Hiring Lesson: Before making any judgment about fit and personality, determine if the person can do the actual work in the actual situation. To get at this in an interview dig deep into the person’s major accomplishments, then have the person present the solution to a problem likely to be faced on the job. Cultural fit will emerge from these performance-based questions.

Four: Consider talent an investment, not a transaction.

What I found most surprising was how much time was spent with each prospective player off the court in meetings, social sessions and having meals together. In addition, previous coaches were called to better understand the candidate’s character, work ethic, learning ability, how the person dealt with adversity and the person’s leadership ability. These are not soft skills. They’re the foundation of the person’s character and ability to succeed

Hiring Lesson: Hiring the best is not a transaction that can be delegated, it’s an investment in each hiring manager’s future success. Given this level of importance, as much time as necessary should be invested in making the right decision. The reason most managers never have enough time to do it right is because they didn’t do it right the first time.

Five: Recruiting matters.

Think of the draft as the active candidate market and free agency as the passive talent pool. In the NBA, drafted players have only one choice. The best free agents normally make the same amount of money on any team that’s interested in them, but select the one that’s the best fit.

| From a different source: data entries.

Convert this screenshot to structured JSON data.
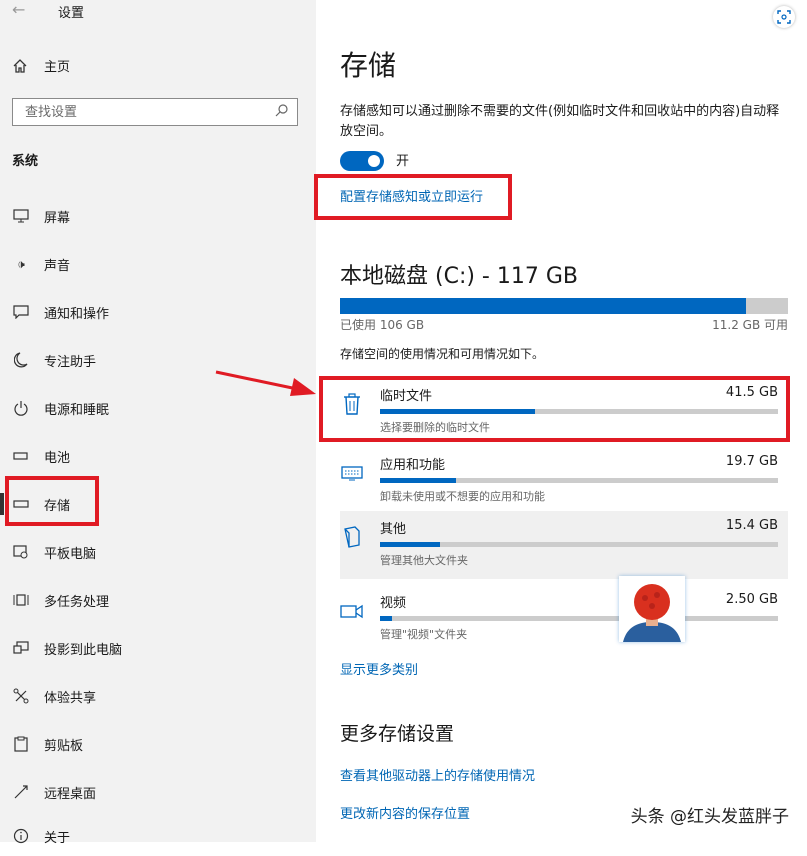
{
  "window": {
    "title": "设置"
  },
  "sidebar": {
    "home_label": "主页",
    "search_placeholder": "查找设置",
    "section_label": "系统",
    "items": [
      {
        "label": "屏幕",
        "icon": "monitor-icon"
      },
      {
        "label": "声音",
        "icon": "speaker-icon"
      },
      {
        "label": "通知和操作",
        "icon": "notification-icon"
      },
      {
        "label": "专注助手",
        "icon": "moon-icon"
      },
      {
        "label": "电源和睡眠",
        "icon": "power-icon"
      },
      {
        "label": "电池",
        "icon": "battery-icon"
      },
      {
        "label": "存储",
        "icon": "storage-icon",
        "active": true
      },
      {
        "label": "平板电脑",
        "icon": "tablet-icon"
      },
      {
        "label": "多任务处理",
        "icon": "multitask-icon"
      },
      {
        "label": "投影到此电脑",
        "icon": "projector-icon"
      },
      {
        "label": "体验共享",
        "icon": "share-icon"
      },
      {
        "label": "剪贴板",
        "icon": "clipboard-icon"
      },
      {
        "label": "远程桌面",
        "icon": "remote-desktop-icon"
      },
      {
        "label": "关于",
        "icon": "info-icon"
      }
    ]
  },
  "main": {
    "title": "存储",
    "description": "存储感知可以通过删除不需要的文件(例如临时文件和回收站中的内容)自动释放空间。",
    "toggle": {
      "state_label": "开",
      "on": true
    },
    "configure_link": "配置存储感知或立即运行",
    "disk": {
      "title": "本地磁盘 (C:) - 117 GB",
      "used_label": "已使用 106 GB",
      "available_label": "11.2 GB 可用",
      "used_fraction": 0.906
    },
    "usage_description": "存储空间的使用情况和可用情况如下。",
    "categories": [
      {
        "name": "临时文件",
        "size": "41.5 GB",
        "subtitle": "选择要删除的临时文件",
        "fraction": 0.39,
        "icon": "trash-icon"
      },
      {
        "name": "应用和功能",
        "size": "19.7 GB",
        "subtitle": "卸载未使用或不想要的应用和功能",
        "fraction": 0.19,
        "icon": "keyboard-icon"
      },
      {
        "name": "其他",
        "size": "15.4 GB",
        "subtitle": "管理其他大文件夹",
        "fraction": 0.15,
        "icon": "document-icon"
      },
      {
        "name": "视频",
        "size": "2.50 GB",
        "subtitle": "管理\"视频\"文件夹",
        "fraction": 0.03,
        "icon": "video-icon"
      }
    ],
    "show_more_link": "显示更多类别",
    "more_settings_title": "更多存储设置",
    "links": [
      "查看其他驱动器上的存储使用情况",
      "更改新内容的保存位置"
    ]
  },
  "watermark": "头条 @红头发蓝胖子",
  "colors": {
    "accent": "#0067c0",
    "highlight": "#e01b24",
    "sidebar_bg": "#f2f2f2"
  }
}
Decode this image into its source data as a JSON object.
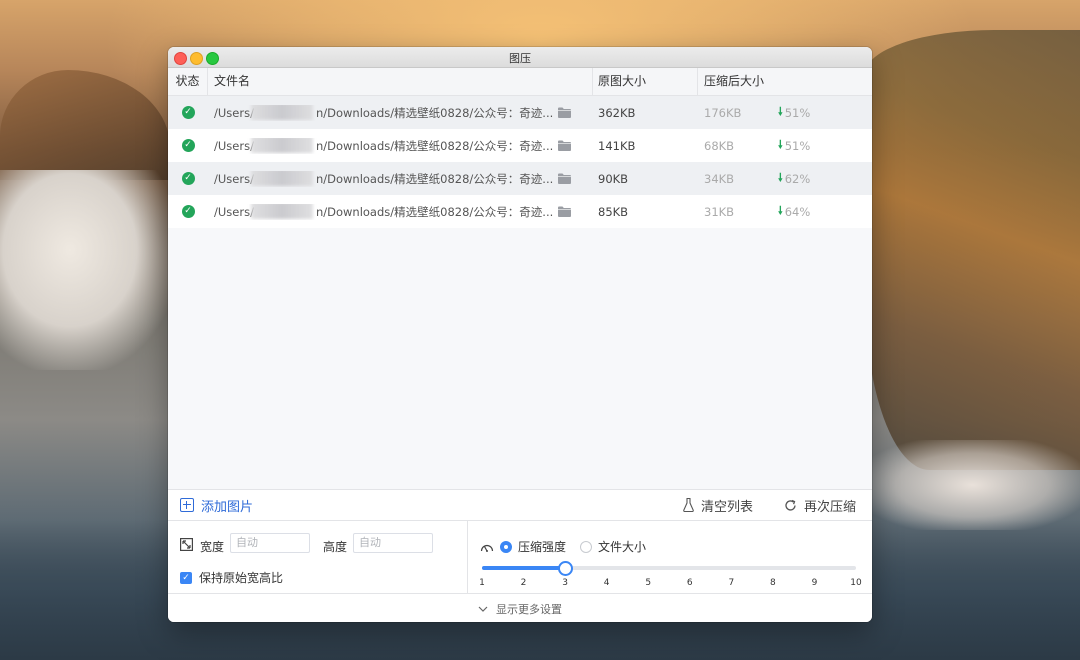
{
  "window": {
    "title": "图压"
  },
  "table": {
    "headers": {
      "status": "状态",
      "name": "文件名",
      "original": "原图大小",
      "compressed": "压缩后大小"
    },
    "rows": [
      {
        "path_prefix": "/Users/",
        "path_suffix": "n/Downloads/精选壁纸0828/公众号：奇迹...",
        "original": "362KB",
        "compressed": "176KB",
        "percent": "51%"
      },
      {
        "path_prefix": "/Users/",
        "path_suffix": "n/Downloads/精选壁纸0828/公众号：奇迹...",
        "original": "141KB",
        "compressed": "68KB",
        "percent": "51%"
      },
      {
        "path_prefix": "/Users/",
        "path_suffix": "n/Downloads/精选壁纸0828/公众号：奇迹...",
        "original": "90KB",
        "compressed": "34KB",
        "percent": "62%"
      },
      {
        "path_prefix": "/Users/",
        "path_suffix": "n/Downloads/精选壁纸0828/公众号：奇迹...",
        "original": "85KB",
        "compressed": "31KB",
        "percent": "64%"
      }
    ]
  },
  "actions": {
    "add": "添加图片",
    "clear": "清空列表",
    "recompress": "再次压缩"
  },
  "settings": {
    "width_label": "宽度",
    "width_placeholder": "自动",
    "height_label": "高度",
    "height_placeholder": "自动",
    "keep_ratio": "保持原始宽高比",
    "keep_ratio_checked": true,
    "mode_strength": "压缩强度",
    "mode_filesize": "文件大小",
    "mode_selected": "strength",
    "slider_value": 3,
    "slider_min": 1,
    "slider_max": 10,
    "slider_ticks": [
      "1",
      "2",
      "3",
      "4",
      "5",
      "6",
      "7",
      "8",
      "9",
      "10"
    ]
  },
  "footer": {
    "more": "显示更多设置"
  },
  "colors": {
    "accent": "#3a86f5",
    "success": "#23a55a",
    "link": "#2f6bd8"
  }
}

The team that wants the best of any season’s free agents does the most recruiting. Everyone is involved in this including coaches, management and other key players. Those who do the best job of recruiting land the best passive candidates. FYI: The Lakers dropped the ball on this factor and lost a great opportunity to hire a great player.

Hiring Lesson: Hiring the best passive candidates and the best active candidates who have choices requires strong consultative recruiting skills, extraordinary recruiters and fully-engaged managers.

These are good hiring lessons whether you want to hire an elite NBA player or just one extraordinary person to improve the performance of your entire team. It starts by fully understanding the job and then finding someone who can do it extraordinarily well.